Des journées insolites


C’est un recueil tout en demi-teintes que nous offre ici Jacques Layani. Un peu inégal, sans doute, comme nombre de recueils, mais imprégné, dans les meilleurs textes, d’une sensibilité mélancolique servie par une écriture élégante qui sait se faire poétique. Attentif à des sensations évanescentes, l’auteur peut s’attacher à des anecdotes infimes, comme cette rencontre entre deux auto-stoppeurs (Auto-stop) qui nous laisse le goût doux-amer des amitiés inabouties. Beaucoup de ses personnages portent en eux, nourri par un long passé et ses illusions perdues, un mal de vivre discret, exprimé avec pudeur : «  Ce qu’il voyait et sa réflexion n’amélioraient pas, dans son esprit, l’image de ce monde où il vivait. Mais ce n’était qu’un désespoir quotidien. Trois fois rien. »  C’est à l’amour qu’ils doivent souvent leurs blessures les plus aiguës, témoins des textes comme Chagrin de Rochas, et surtout Ma plus belle folie, sans doute la nouvelle la plus longue et la plus émouvante du livre, où le narrateur, passant du vous au tu, et inversement, s’adresse à une très jeune fille pour lui avouer sa passion d’homme mûr, passion qu’il sait sans espoir et condamnée à l’inachèvement. L’écriture épouse avec délicatesse les vibrations du sentiment : « Je t’aime sur les bancs où s’écrit ton avenir, dans les salles où je t’imagine, dans les couloirs où va ton pas que je devine, lorsque je te ressens dans mon cœur.  Quand tu veux bien sourire, une fois tous les siècles, c’est le soleil et les mots qui me viennent sont des roses-fièvre. »  Cet amour brûlant et silencieux, la destinataire ne l’apprendra que beaucoup plus tard, quand les années en auront refroidi les cendres et que le narrateur osera lui envoyer « toutes ces lettres jamais remises, jamais postées (…) le seul lieu où je pouvais dire cette vérité que vous aviez dû deviner. Je vous aimais. »

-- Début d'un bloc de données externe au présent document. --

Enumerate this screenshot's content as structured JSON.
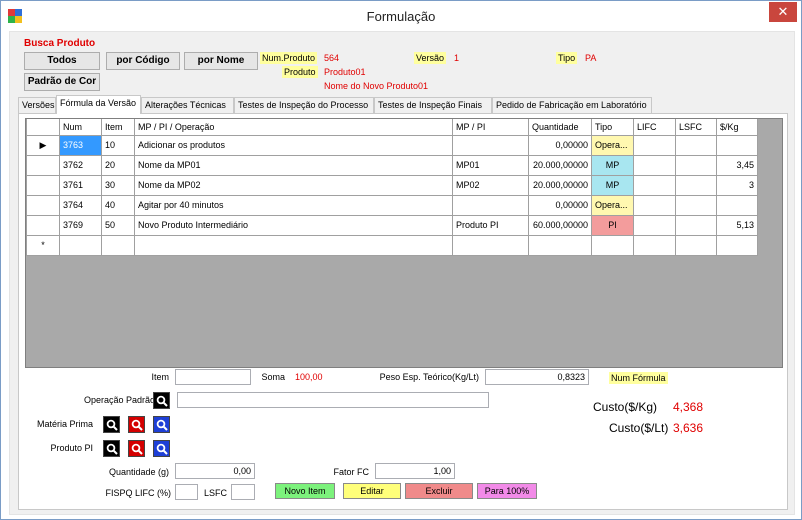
{
  "window": {
    "title": "Formulação",
    "close_glyph": "✕",
    "app_icon": "app-icon"
  },
  "busca": {
    "title": "Busca Produto",
    "btn_todos": "Todos",
    "btn_codigo": "por Código",
    "btn_nome": "por Nome",
    "btn_padrao_cor": "Padrão de Cor"
  },
  "produto": {
    "num_label": "Num.Produto",
    "num_value": "564",
    "versao_label": "Versão",
    "versao_value": "1",
    "tipo_label": "Tipo",
    "tipo_value": "PA",
    "produto_label": "Produto",
    "produto_value": "Produto01",
    "nome_value": "Nome do Novo Produto01"
  },
  "tabs": [
    {
      "label": "Versões"
    },
    {
      "label": "Fórmula da Versão"
    },
    {
      "label": "Alterações Técnicas"
    },
    {
      "label": "Testes de Inspeção do Processo"
    },
    {
      "label": "Testes de Inspeção Finais"
    },
    {
      "label": "Pedido de Fabricação em Laboratório"
    }
  ],
  "grid": {
    "columns": [
      "Num",
      "Item",
      "MP / PI / Operação",
      "MP / PI",
      "Quantidade",
      "Tipo",
      "LIFC",
      "LSFC",
      "$/Kg"
    ],
    "rows": [
      {
        "num": "3763",
        "item": "10",
        "desc": "Adicionar os produtos",
        "mppi": "",
        "qtd": "0,00000",
        "tipo": "Opera...",
        "lifc": "",
        "lsfc": "",
        "kg": ""
      },
      {
        "num": "3762",
        "item": "20",
        "desc": "Nome da MP01",
        "mppi": "MP01",
        "qtd": "20.000,00000",
        "tipo": "MP",
        "lifc": "",
        "lsfc": "",
        "kg": "3,45"
      },
      {
        "num": "3761",
        "item": "30",
        "desc": "Nome da MP02",
        "mppi": "MP02",
        "qtd": "20.000,00000",
        "tipo": "MP",
        "lifc": "",
        "lsfc": "",
        "kg": "3"
      },
      {
        "num": "3764",
        "item": "40",
        "desc": "Agitar por 40 minutos",
        "mppi": "",
        "qtd": "0,00000",
        "tipo": "Opera...",
        "lifc": "",
        "lsfc": "",
        "kg": ""
      },
      {
        "num": "3769",
        "item": "50",
        "desc": "Novo Produto Intermediário",
        "mppi": "Produto PI",
        "qtd": "60.000,00000",
        "tipo": "PI",
        "lifc": "",
        "lsfc": "",
        "kg": "5,13"
      }
    ],
    "new_row_marker": "*",
    "current_row_marker": "▶"
  },
  "form": {
    "item_label": "Item",
    "item_value": "",
    "soma_label": "Soma",
    "soma_value": "100,00",
    "peso_label": "Peso Esp. Teórico(Kg/Lt)",
    "peso_value": "0,8323",
    "num_formula_label": "Num Fórmula",
    "operacao_label": "Operação Padrão",
    "operacao_value": "",
    "materia_label": "Matéria Prima",
    "produto_pi_label": "Produto PI",
    "quantidade_label": "Quantidade (g)",
    "quantidade_value": "0,00",
    "fator_label": "Fator FC",
    "fator_value": "1,00",
    "fispq_label": "FISPQ LIFC (%)",
    "fispq_value": "",
    "lsfc_label": "LSFC",
    "lsfc_value": ""
  },
  "custos": {
    "kg_label": "Custo($/Kg)",
    "kg_value": "4,368",
    "lt_label": "Custo($/Lt)",
    "lt_value": "3,636"
  },
  "actions": {
    "novo": "Novo Item",
    "editar": "Editar",
    "excluir": "Excluir",
    "para100": "Para 100%"
  },
  "colors": {
    "accent_red": "#e00000",
    "label_yellow": "#ffff9e",
    "selection_blue": "#3399ff",
    "tipo_mp": "#a8e6f0",
    "tipo_pi": "#f39c9c",
    "tipo_operacao": "#fff8b0",
    "novo_green": "#7cf27c",
    "editar_yellow": "#ffff7a",
    "excluir_red": "#f08a8a",
    "para100_magenta": "#f28ae8"
  }
}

Nombre de ces nouvelles dérivent vers le fantastique, telles  L’Homme mort, Le Promeneur, La route. Nous pouvons voir sous nos yeux des destins tout en grisaille se dissoudre dans le non-être, tel celui de Mortelecque (Mourir sans laisser d’adresse) qui  « vient boire là (dans le récit ressassé de son histoire), penché  sur son passé qui sourd, une eau croupie »  et qui finit tout simplement par « se fondre dans la nuit et dans son échec. » L’une des nouvelles les plus significatives est celle qui clôt le recueil. « C’était l’aube, blanche comme un bout d’enfance, prélude à une journée de printemps malade. »  Apparaît alors l’Homme gris, qui s’installe silencieusement dans votre chambre, avec son regard de commisération « infiniment triste. » « Je suis l’oubli, » prononce-t-il. Et l’on comprend que cet oubli est l’unique réconfort que puisse espérer cette humanité mélancolique qui habite le livre de Jacques Layani.

Sylvie Huguet 
(20/06/17)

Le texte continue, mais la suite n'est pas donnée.